Rom 8: 18ff. We hope for what lies ahead, yet the object of our hopes is already within us, like a seed awaiting our full flowering as God’s children.

Lk 13:18ff. God’s reign is like a mustard seed planted in the garden, and like yeast that is kneaded into dough, to make it rise.

First Reading: Romans 8:18-25

I consider that the sufferings of this present time are not worth comparing with the glory about to be revealed to us. For the creation waits with eager longing for the revealing of the children of God; for the creation was subjected to futility, not of its own will but by the will of the one who subjected it, in hope that the creation itself will be set free from its bondage to decay and will obtain the freedom of the glory of the children of God. We know that the whole creation has been groaning in labour pains until now; and not only the creation, but we ourselves, who have the first fruits of the Spirit, groan inwardly while we wait for adoption, the redemption of our bodies. For in hope we were saved. Now hope that is seen is not hope. For who hopes for what is seen? But if we hope for what we do not see, we wait for it with patience.

Gospel: Luke 13:18-21

He said therefore, “What is the kingdom of God like? And to what should I compare it? It is like a mustard seed that someone took and sowed in the garden; it grew and became a tree, and the birds of the air made nests in its branches.”
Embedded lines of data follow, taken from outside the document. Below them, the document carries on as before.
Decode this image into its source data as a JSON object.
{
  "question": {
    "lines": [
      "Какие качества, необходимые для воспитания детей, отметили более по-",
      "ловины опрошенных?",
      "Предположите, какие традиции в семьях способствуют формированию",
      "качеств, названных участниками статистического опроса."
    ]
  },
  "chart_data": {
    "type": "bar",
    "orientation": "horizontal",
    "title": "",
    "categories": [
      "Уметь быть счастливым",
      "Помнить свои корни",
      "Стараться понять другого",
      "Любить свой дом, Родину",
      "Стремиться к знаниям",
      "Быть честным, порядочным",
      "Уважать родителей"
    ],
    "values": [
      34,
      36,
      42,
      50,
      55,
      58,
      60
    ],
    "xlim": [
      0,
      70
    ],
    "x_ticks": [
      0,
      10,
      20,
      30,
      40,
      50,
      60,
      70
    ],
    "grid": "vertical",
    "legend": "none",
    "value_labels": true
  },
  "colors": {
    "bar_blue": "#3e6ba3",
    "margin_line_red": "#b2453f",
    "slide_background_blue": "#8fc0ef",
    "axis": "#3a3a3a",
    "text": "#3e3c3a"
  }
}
And again he said, “To what should I compare the kingdom of God? It is like yeast that a woman took and mixed in with three measures of flour until all of it was leavened.”

The yeast that leavens everyday life

Deep within our human nature is planted a seed that will grow in surprising ways; there is an inner “yeast” to transform us as in the dough that is baked into fresh bread, the staff of life. The whole created world eagerly awaits the revelation of what is already stirring within it, and of ourselves as children of God .

These texts of Romans sparkle in all directions with magnificent, exciting possibilities. They clearly state that every human being across the planet earth carries the seed of eternal life, the source of transformation into Jesus Christ, of hopes beyond understanding. We are reminded that all those millions of non-Christians throughout the world also carry within themselves the seed or image or hope of eternal life. The extraordinary goodness which we find among the pagan world of Buddhists or Hindus, or the strong monotheistic religion of Islam, represents and inward groaning for what is yet to be revealed.

If we seek our place in the reign of God, we must reverence the hidden mustard seed of divine possibility in our lives. We must be like the woman who so kneads the yeast into the dough that other people’s lives rise with freshness, life and dignity.